Our head of markets assesses sentiment following UK data and ahead of a US central bank meeting later.
Resistance to the recent slide in US markets has gained some traction, although the situation remains brittle, with many of the concerns causing the slide still in evidence.
The economic recovery in the world’s largest economy remains uneven, with high unemployment claims and traces of a continuing pandemic weighing on prospects. The consumer has to date been helped by a generous fiscal boost from the government, while the monetary stance of the Federal Reserve is still extremely accommodative.
The outcome of the Fed meeting later today is expected to confirm that the central bank retains its dovish stance, and is ready to initiate further action if the economic data demands it. At the same time, any forward guidance will reveal the current thinking as to how to navigate the current challenges, such as any tweaks to its position on interest rates.
Meanwhile, hopes of further fiscal stimulus have temporarily stalled as the opposing sides of the House see any payout as political capital, given that the Presidential race is now accelerating. Even so, the fact remains that there is a disconnect between Wall Street and Main Street which the authorities need to address, particularly in this politically-charged environment.
The year-to-date figures have at least temporarily stabilised. The Dow Jones is down just 1.9%, the S&P500 is up 5.3% and the Nasdaq is still ahead by 25% even after the recent selling pressure.

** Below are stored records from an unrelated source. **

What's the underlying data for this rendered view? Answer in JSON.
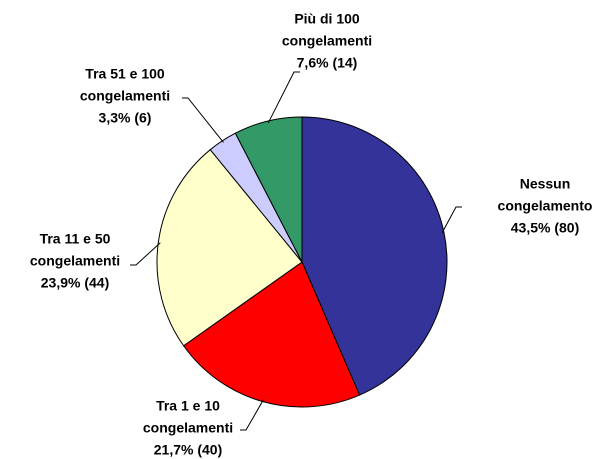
{
  "chart_data": {
    "type": "pie",
    "categories": [
      [
        "Nessun",
        "congelamento"
      ],
      [
        "Tra 1 e 10",
        "congelamenti"
      ],
      [
        "Tra 11 e 50",
        "congelamenti"
      ],
      [
        "Tra 51 e 100",
        "congelamenti"
      ],
      [
        "Più di 100",
        "congelamenti"
      ]
    ],
    "values": [
      43.5,
      21.7,
      23.9,
      3.3,
      7.6
    ],
    "value_labels": [
      "43,5% (80)",
      "21,7% (40)",
      "23,9% (44)",
      "3,3% (6)",
      "7,6% (14)"
    ],
    "colors": [
      "#333399",
      "#ff0000",
      "#ffffcc",
      "#ccccff",
      "#339966"
    ]
  }
}
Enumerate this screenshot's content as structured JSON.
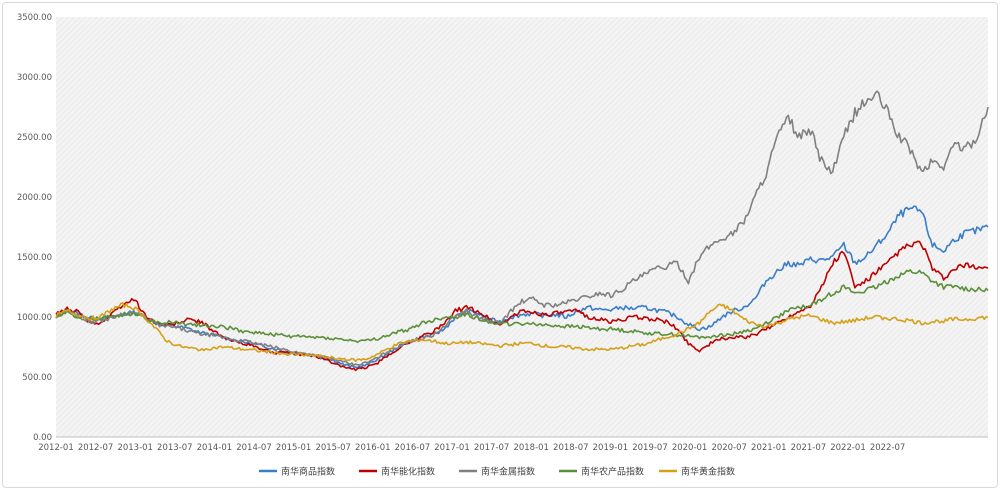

The FTSE 100 index remains unable to emerge from the doldrums, with the index still down 19% in the year to date. A slight uptick in recent sessions is largely the result of a weaker sterling, as the index remains constrained by the nature of its beleaguered constituents such as oils and banks, as well as generally sour sentiment towards immediate UK economic prospects.
The August “Eat out to Help out” scheme helped put a lid on inflation for the month - down to 0.2%, the lowest measure of the Consumer Price Index (CPI) since December 2015 - but the impending end to the furlough scheme, the likely rise in unemployment and fractious negotiations with the EU will likely keep the UK in unfavoured territory.